Через два месяца я снова в Крыму: Галина проводит для меня экскурсию по театральному Симферополю. Едем на площадь Москольца. Двадцать лет назад в маленьком подвале открылась творческая лаборатория — это была новая форма театра, каких здесь прежде не существовало. «Мы здесь ночевали. По утрам я вставала и всех будила, кому-то нужно было в школу, кому-то на работу. Здесь воплотилась идея театра-дома, театра-семьи. Мы по-настоящему болеем друг за друга. Актеры до сих пор называют меня мамой».
Перед выборами 2004 года власти собирали митинг в поддержку Януковича. «В театр позвонили и приказали привести на митинг детей. Я отказалась. Меня уволили, а театр закрыли». Новое помещение нашлось только через два года.

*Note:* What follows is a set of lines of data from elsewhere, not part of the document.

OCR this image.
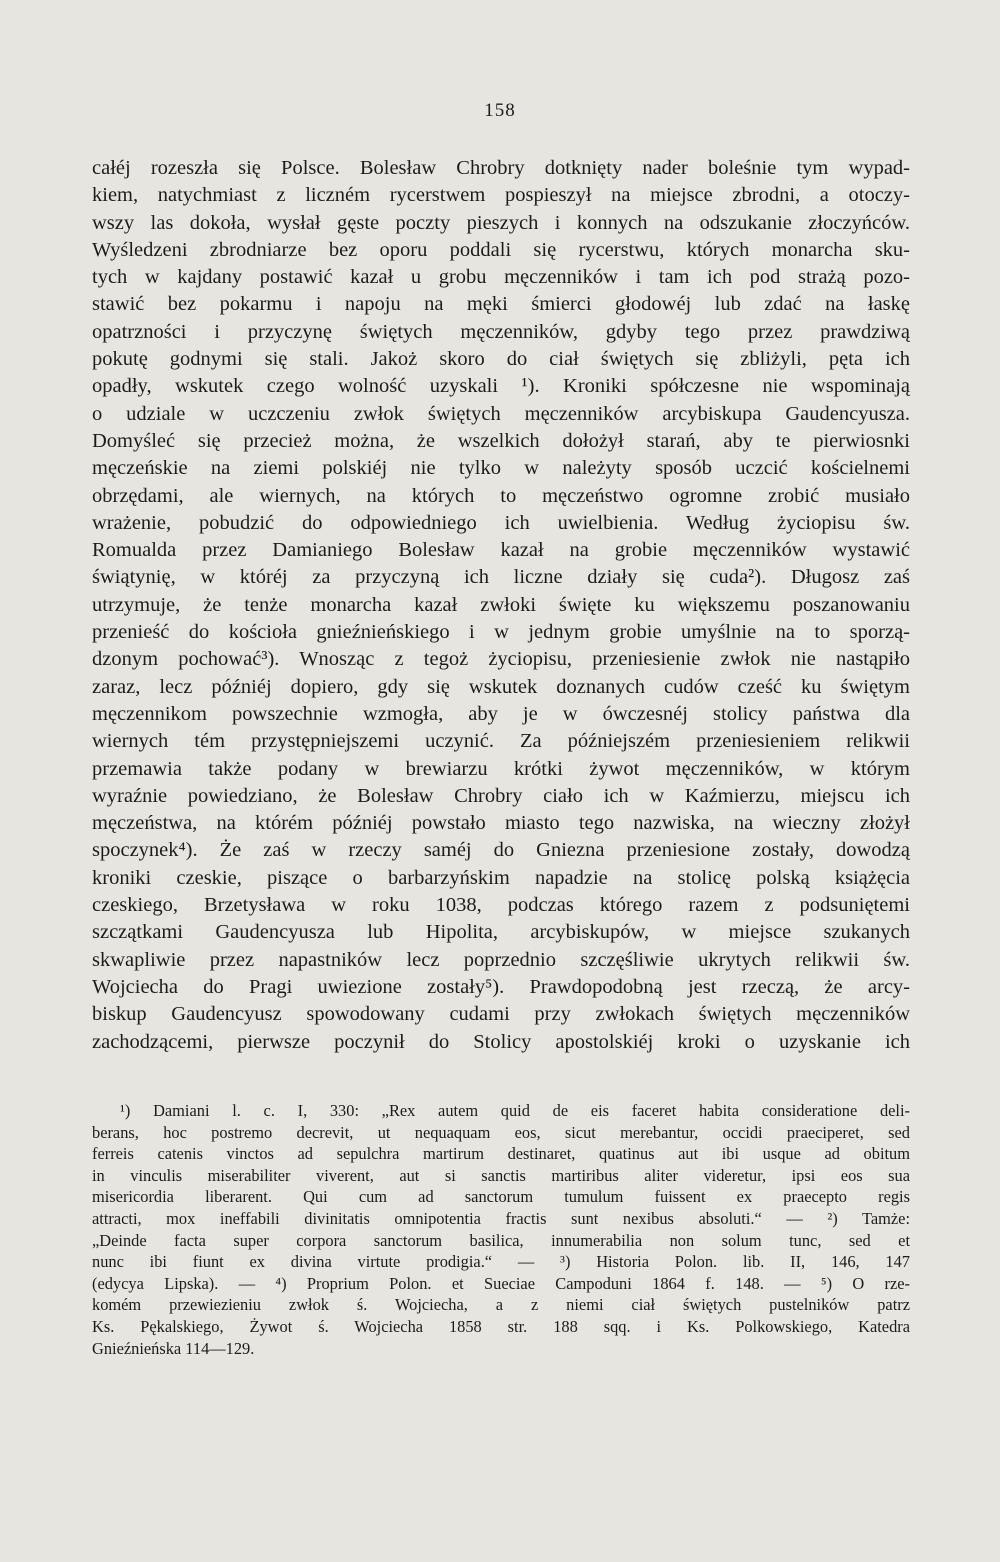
158
całéj rozeszła się Polsce. Bolesław Chrobry dotknięty nader boleśnie tym wypad-
kiem, natychmiast z liczném rycerstwem pospieszył na miejsce zbrodni, a otoczy-
wszy las dokoła, wysłał gęste poczty pieszych i konnych na odszukanie złoczyńców.
Wyśledzeni zbrodniarze bez oporu poddali się rycerstwu, których monarcha sku-
tych w kajdany postawić kazał u grobu męczenników i tam ich pod strażą pozo-
stawić bez pokarmu i napoju na męki śmierci głodowéj lub zdać na łaskę
opatrzności i przyczynę świętych męczenników, gdyby tego przez prawdziwą
pokutę godnymi się stali. Jakoż skoro do ciał świętych się zbliżyli, pęta ich
opadły, wskutek czego wolność uzyskali ¹). Kroniki spółczesne nie wspominają
o udziale w uczczeniu zwłok świętych męczenników arcybiskupa Gaudencyusza.
Domyśleć się przecież można, że wszelkich dołożył starań, aby te pierwiosnki
męczeńskie na ziemi polskiéj nie tylko w należyty sposób uczcić kościelnemi
obrzędami, ale wiernych, na których to męczeństwo ogromne zrobić musiało
wrażenie, pobudzić do odpowiedniego ich uwielbienia. Według życiopisu św.
Romualda przez Damianiego Bolesław kazał na grobie męczenników wystawić
świątynię, w któréj za przyczyną ich liczne działy się cuda²). Długosz zaś
utrzymuje, że tenże monarcha kazał zwłoki święte ku większemu poszanowaniu
przenieść do kościoła gnieźnieńskiego i w jednym grobie umyślnie na to sporzą-
dzonym pochować³). Wnosząc z tegoż życiopisu, przeniesienie zwłok nie nastąpiło
zaraz, lecz późniéj dopiero, gdy się wskutek doznanych cudów cześć ku świętym
męczennikom powszechnie wzmogła, aby je w ówczesnéj stolicy państwa dla
wiernych tém przystępniejszemi uczynić. Za późniejszém przeniesieniem relikwii
przemawia także podany w brewiarzu krótki żywot męczenników, w którym
wyraźnie powiedziano, że Bolesław Chrobry ciało ich w Kaźmierzu, miejscu ich
męczeństwa, na którém późniéj powstało miasto tego nazwiska, na wieczny złożył
spoczynek⁴). Że zaś w rzeczy saméj do Gniezna przeniesione zostały, dowodzą
kroniki czeskie, piszące o barbarzyńskim napadzie na stolicę polską książęcia
czeskiego, Brzetysława w roku 1038, podczas którego razem z podsuniętemi
szczątkami Gaudencyusza lub Hipolita, arcybiskupów, w miejsce szukanych
skwapliwie przez napastników lecz poprzednio szczęśliwie ukrytych relikwii św.
Wojciecha do Pragi uwiezione zostały⁵). Prawdopodobną jest rzeczą, że arcy-
biskup Gaudencyusz spowodowany cudami przy zwłokach świętych męczenników
zachodzącemi, pierwsze poczynił do Stolicy apostolskiéj kroki o uzyskanie ich
¹) Damiani l. c. I, 330: „Rex autem quid de eis faceret habita consideratione deli-
berans, hoc postremo decrevit, ut nequaquam eos, sicut merebantur, occidi praeciperet, sed
ferreis catenis vinctos ad sepulchra martirum destinaret, quatinus aut ibi usque ad obitum
in vinculis miserabiliter viverent, aut si sanctis martiribus aliter videretur, ipsi eos sua
misericordia liberarent. Qui cum ad sanctorum tumulum fuissent ex praecepto regis
attracti, mox ineffabili divinitatis omnipotentia fractis sunt nexibus absoluti.“ — ²) Tamże:
„Deinde facta super corpora sanctorum basilica, innumerabilia non solum tunc, sed et
nunc ibi fiunt ex divina virtute prodigia.“ — ³) Historia Polon. lib. II, 146, 147
(edycya Lipska). — ⁴) Proprium Polon. et Sueciae Campoduni 1864 f. 148. — ⁵) O rze-
komém przewiezieniu zwłok ś. Wojciecha, a z niemi ciał świętych pustelników patrz
Ks. Pękalskiego, Żywot ś. Wojciecha 1858 str. 188 sqq. i Ks. Polkowskiego, Katedra
Gnieźnieńska 114—129.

Галина приводит меня к симферопольскому Художественному музею. Внутри — Левитан, Кипренский, Васнецов и Врубель, Айвазовский, Волошин, а также «Ночь на Днепре» Куинджи. Здание музея — бывшее офицерское собрание — украшено двуглавым орлом; именно здесь капельмейстер Яков Богорад, служивший в 51-м литовскому полку, помог трубачу Агапкину записать клавир марша, а также придумал ему название — «Прощание славянки». Директор музея, Ларина Кудряшова, решила отдать один из залов новому театру: они назвались театром-студией «Мы». Джикаева поставила здесь «Антигону» Ануя, «Каменного ангела» Цветаевой и «Эмигрантов» Мрожека.
Переехав еще раз, в центр города, в подворотню на улице Кирова, они стали арт-центром «Карман». «”Карман” — потому что маленький, но много всего напихано. Прежде мы были только театром. А тут появилось пространство, где слово могли получить все: молодые писатели, музыканты, художники, фотографы.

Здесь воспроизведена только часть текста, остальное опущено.